= Lorna Lindsley =

American journalist (1889–1956)

Margaret Ashton Stimson Lindsley (2 January 1889 – 12 July 1956), known professionally as Lorna Lindsley, was a journalist, war correspondent, and author of the book, War Is People (Houghton Mifflin, 1945). The Saturday Review noted that her book told “the epic of endurance and courage in a fight which sometimes looks heroic, but more often proves to be only burdensome and cruel; which is not reported in the official war communiqués but represents an essential part of the great struggle of our times.”

== Biography ==

Lorna Lindsley was born on 2 January 1889 to Frederic Jesup Stimson (1855–1943) and Elizabeth Bradlee Abbot Stimson (1858–1896) in Dedham, Massachusetts. She was the younger of two daughters.

Her father was U.S. ambassador to Argentina from 1915 to 1921, and author of several law books, including The American Constitution (1908) and Popular Law-making (1910), as well as novels and short stories.

Lorna Lindsley attended Radcliffe College and in 1909 married mining engineer Halstead Camp Lindsley (1880–1945). The couple had two daughters, Leonora (1917–1945) and Joan (1913–1971) before divorcing in 1921.

Lorna moved to Paris in the 1920s, where she took an apartment at 20 rue de Cels in Montparnasse and became part of the circle of expatriate Americans living in the city. In the early 1930s, she crossed the Atlantic from Majorca to Boston in a sailing ship, named the Wander Bird. In 1935, she co-wrote a play about Lord Byron with Gilbert Seldes called The Marble Heart, but it does not appear to have been staged.

In 1936, Lorna and her daughter Leonora journeyed from Auckland, New Zealand, to Tahiti aboard the sailing ship Joseph Conrad under the command of Alan Villiers. Although he never mentions their presence in the book he wrote about the voyage (Cruise of the Conrad, Scribner's, 1937), he wrote about them in his diary, portions of which are quoted in his biography.

Lorna Lindsley began to write articles for American newspapers in the late 1930s, including the Manchester Guardian, the New Statesman, the Nation (U.K.), Time and Tide, the Christian Science Monitor, and the New York Herald Tribune.

In 1938, she travelled to Spain during the Spanish Civil War to report on the fate of the Loyalist forces for a French newspaper. After leaving Spain, she travelled to Palestine and wrote about the struggles of the Zionists there. At the outbreak of the Second World War, she was in France and aided the earliest Resistance efforts, before returning to the United States in 1941. These experiences formed the basis of her book, War Is People. Many of its chapters had previously appeared in print as newspaper articles.

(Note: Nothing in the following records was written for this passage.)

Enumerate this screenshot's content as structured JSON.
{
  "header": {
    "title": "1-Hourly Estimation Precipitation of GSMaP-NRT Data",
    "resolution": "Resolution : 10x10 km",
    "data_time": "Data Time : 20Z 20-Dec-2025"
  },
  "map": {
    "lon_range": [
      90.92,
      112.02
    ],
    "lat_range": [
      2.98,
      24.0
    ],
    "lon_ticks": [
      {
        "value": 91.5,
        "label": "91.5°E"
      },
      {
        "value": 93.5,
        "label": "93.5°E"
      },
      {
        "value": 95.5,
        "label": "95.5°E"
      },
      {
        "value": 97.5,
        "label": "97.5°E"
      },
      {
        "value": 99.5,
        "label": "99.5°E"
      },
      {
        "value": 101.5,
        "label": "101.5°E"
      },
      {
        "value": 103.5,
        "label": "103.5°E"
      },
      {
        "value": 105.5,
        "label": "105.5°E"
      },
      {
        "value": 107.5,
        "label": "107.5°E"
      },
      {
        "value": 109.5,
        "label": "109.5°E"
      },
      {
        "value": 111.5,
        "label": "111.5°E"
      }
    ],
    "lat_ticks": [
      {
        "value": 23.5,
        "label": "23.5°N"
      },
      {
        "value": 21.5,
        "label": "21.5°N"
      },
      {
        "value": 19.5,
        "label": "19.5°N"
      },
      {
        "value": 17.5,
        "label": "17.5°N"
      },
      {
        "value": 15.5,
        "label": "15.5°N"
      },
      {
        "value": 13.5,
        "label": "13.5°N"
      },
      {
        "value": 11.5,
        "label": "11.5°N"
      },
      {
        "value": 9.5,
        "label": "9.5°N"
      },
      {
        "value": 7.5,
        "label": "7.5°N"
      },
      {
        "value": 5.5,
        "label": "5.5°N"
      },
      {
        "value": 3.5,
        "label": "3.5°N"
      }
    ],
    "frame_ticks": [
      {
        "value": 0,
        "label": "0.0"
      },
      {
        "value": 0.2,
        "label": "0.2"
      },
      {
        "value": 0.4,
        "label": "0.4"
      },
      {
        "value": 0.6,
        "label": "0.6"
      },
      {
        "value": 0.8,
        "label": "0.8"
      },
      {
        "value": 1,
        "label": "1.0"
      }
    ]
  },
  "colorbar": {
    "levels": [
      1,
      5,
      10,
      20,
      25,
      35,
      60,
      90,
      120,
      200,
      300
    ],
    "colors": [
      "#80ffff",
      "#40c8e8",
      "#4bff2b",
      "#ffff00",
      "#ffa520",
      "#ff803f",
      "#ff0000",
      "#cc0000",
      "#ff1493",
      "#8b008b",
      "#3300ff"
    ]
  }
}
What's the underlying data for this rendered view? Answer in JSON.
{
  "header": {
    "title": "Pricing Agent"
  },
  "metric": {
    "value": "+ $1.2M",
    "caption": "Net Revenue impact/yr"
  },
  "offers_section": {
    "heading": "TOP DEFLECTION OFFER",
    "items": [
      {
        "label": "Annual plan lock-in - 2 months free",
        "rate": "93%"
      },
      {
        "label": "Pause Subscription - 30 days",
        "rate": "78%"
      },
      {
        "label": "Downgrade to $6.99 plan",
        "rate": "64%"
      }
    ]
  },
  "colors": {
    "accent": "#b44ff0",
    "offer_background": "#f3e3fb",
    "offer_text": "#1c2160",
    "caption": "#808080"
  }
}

After the war, she continued to travel, including visiting Kenya to learn about the Mau Mau Uprising. She died in New York City on 12 July 1956, of a cerebral hemorrhage, at the age of 67.

== Endowment ==

Lorna’s daughter Leonora Lindsley was killed in an accident in Germany a few days before the end of the Second World War. She had been a member of the Rochambelles, the only female combat unit on the Western Front during the Second World War, and was posthumously awarded the French Croix de Guerre avec Palme. In her memory, Lorna Lindsley gave $50,000 to the Institute of International Education. The funds were to be used to allow French students to study in the United States.

== War Is People ==

War Is People was published in 1943 by Houghton Mifflin. Rafael Medoff has written of Lorna Lindsley: “It was when civil war erupted in Spain in 1936 that Lindsley found her true calling. Attaching herself to the Republican (anti-fascist) forces, she wrote a series of pro-Republican articles for US newspapers and political magazines. Lindsley did not pretend to be an objective reporter. In between articles, she served as a nurse to wounded Republican soldiers and wrote letters home for those too badly injured to hold a pen. After Franco’s triumph, she returned to Paris. In the spring of 1940, with the German army approaching, more than one million of the city’s residents fled. Lindsley too left – but only for a few days, to smuggle out film footage of the invasion. Three days later, she was back in the French capital. For the next five months, Lindsley defied the terror of the Nazi regime to help smuggle Jewish and political refugees out of the city. Her reports from within the German zone became an important source of eyewitness information for the American and British press. After returning to the United States in 1941, she wrote her first and only book, War Is People, which described the impact of war on the lives of ordinary citizens.”